Friday, July 09, 2010

Brace yourselves for “reasonable regulation”: "How do you feel about licensing gun owners, registering all of their firearms, requiring training in order to own a firearm, mandatory liability insurance for every gun owner, limiting citizens to owning a single handgun for personal protection, background checks for all firearms transactions and mandatory waiting periods on all gun purchases? Are these ‘reasonable regulations’ that pass the constitutional smell test? (Be sure and offer an opinion below.)In the 48 hours that followed Monday’s historic ruling by the U.S. Supreme Court … various anti-gun newspaper editorials have essentially provided the gun prohibition lobby’s definition of ‘reasonable regulation.’”

If you liked Mcdonald v. Chicago, you’ll love Benson v. Chicago: "The main difference between McDonald and Benson may be how one-sided the new lawsuit is, based on the precedent set in McDonald. The four plaintiffs, Brett Benson, Raymond Sledge, Kenneth Pacholski and Kathryn Tyler, are challenging the new ordinance on eight separate counts based on their various experiences as businessmen, educators, and residents of Chicago, while the IL Association of Firearms Retailers (ILAFR) are challenging the ordinance’s total prohibition on firing ranges and gun shops within city limits.”

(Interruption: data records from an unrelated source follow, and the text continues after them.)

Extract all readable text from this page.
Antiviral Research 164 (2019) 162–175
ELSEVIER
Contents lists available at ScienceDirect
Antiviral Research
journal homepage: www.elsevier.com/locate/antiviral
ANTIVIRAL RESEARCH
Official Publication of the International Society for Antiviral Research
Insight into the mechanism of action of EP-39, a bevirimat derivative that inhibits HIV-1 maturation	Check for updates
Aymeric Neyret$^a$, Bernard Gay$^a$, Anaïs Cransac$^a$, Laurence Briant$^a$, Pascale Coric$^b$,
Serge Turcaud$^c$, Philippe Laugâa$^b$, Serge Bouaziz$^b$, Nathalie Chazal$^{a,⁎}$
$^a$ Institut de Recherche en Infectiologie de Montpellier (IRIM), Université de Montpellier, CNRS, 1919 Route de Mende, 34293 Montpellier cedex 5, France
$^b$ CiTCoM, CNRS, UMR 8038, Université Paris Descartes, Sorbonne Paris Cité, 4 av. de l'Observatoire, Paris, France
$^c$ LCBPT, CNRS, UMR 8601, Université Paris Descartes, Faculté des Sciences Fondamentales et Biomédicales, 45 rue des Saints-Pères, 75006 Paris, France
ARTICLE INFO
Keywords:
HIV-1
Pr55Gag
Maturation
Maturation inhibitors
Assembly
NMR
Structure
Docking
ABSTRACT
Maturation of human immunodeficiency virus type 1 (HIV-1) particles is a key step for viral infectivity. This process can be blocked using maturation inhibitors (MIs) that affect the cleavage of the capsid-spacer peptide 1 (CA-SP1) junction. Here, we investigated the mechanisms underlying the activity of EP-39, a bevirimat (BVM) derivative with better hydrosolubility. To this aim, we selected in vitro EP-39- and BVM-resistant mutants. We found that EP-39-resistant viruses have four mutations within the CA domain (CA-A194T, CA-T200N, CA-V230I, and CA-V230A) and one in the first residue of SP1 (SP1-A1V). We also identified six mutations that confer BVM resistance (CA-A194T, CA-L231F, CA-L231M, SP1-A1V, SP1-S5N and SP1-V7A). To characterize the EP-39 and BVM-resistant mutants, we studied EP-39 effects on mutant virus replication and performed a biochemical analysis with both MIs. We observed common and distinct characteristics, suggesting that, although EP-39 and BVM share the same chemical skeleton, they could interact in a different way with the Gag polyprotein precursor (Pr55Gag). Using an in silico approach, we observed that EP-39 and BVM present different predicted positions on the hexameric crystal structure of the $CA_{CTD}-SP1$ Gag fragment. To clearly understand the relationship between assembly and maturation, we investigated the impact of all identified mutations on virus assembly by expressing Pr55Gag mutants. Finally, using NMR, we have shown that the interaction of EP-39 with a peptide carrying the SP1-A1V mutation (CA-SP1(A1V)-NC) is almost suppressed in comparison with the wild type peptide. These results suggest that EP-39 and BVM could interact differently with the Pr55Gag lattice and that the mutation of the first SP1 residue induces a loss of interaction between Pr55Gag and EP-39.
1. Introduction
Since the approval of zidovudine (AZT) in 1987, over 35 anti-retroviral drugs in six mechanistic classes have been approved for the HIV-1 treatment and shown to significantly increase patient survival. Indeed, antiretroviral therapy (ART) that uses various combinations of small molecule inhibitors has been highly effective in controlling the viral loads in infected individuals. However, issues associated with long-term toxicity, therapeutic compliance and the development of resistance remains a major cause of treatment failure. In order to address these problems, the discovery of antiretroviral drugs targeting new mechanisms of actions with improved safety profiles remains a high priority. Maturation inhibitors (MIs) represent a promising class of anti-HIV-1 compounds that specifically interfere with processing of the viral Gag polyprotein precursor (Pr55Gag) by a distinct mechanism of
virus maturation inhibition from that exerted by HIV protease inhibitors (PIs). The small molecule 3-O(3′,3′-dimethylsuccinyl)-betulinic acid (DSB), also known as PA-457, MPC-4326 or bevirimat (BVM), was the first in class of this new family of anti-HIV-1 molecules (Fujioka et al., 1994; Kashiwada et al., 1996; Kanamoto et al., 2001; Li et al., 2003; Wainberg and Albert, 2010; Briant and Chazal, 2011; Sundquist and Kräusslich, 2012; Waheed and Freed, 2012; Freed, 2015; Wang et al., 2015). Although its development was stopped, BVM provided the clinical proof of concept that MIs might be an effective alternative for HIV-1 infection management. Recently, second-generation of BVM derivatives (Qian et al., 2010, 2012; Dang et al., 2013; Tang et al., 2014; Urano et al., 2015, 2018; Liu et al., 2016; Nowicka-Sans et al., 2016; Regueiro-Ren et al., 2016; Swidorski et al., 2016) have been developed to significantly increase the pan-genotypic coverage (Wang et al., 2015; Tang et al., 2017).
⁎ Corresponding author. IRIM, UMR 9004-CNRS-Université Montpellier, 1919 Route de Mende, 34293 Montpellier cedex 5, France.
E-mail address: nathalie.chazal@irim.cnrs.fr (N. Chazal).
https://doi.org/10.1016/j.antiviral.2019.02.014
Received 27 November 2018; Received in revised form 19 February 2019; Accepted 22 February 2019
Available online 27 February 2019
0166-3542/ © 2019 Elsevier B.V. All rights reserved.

McDonald, gun ownership, and the non-violent restoration of safer streets: "In Part I, I wrote about the spiritual reawakening of Independence and the epiphany that Independence itself serves to discredit government programs which operate as a poor substitute for the armed citizen. I used the word ‘impeaches’ for those boondoggle programs. In Part II and Part III, let us look at how this is done non-violently to further impeach the anti-gun hysteria and the smear which the left is offering as its best evidence against the armed citizen. … I often speak of the ubiquitous armed citizen, the idea that armed adults are in such sufficient numbers that thugs begin to notice … This ubiquitous armed citizen becomes a ubiquitous deterrent of crime for both business and pleasure.”

PA: Gun rights advocates get new energy in their push for a “castle doctrine”: "Gun rights advocates got a monumental boost last week when the U.S. Supreme Court ruled local governments can’t ban guns. Now, Pennsylvania gun rights advocates are aiming at their next target: giving gun owners the right to fire rather than flee when threatened in their homes or cars or, ideally, any public place where they have a right to be. The court decision gives new energy to the push for a so-called ‘castle doctrine’ in Pennsylvania. … Gun rights advocates further feel the ruling adds firepower to their challenges of assorted gun restrictions, such as bans on guns in municipal buildings and parks.”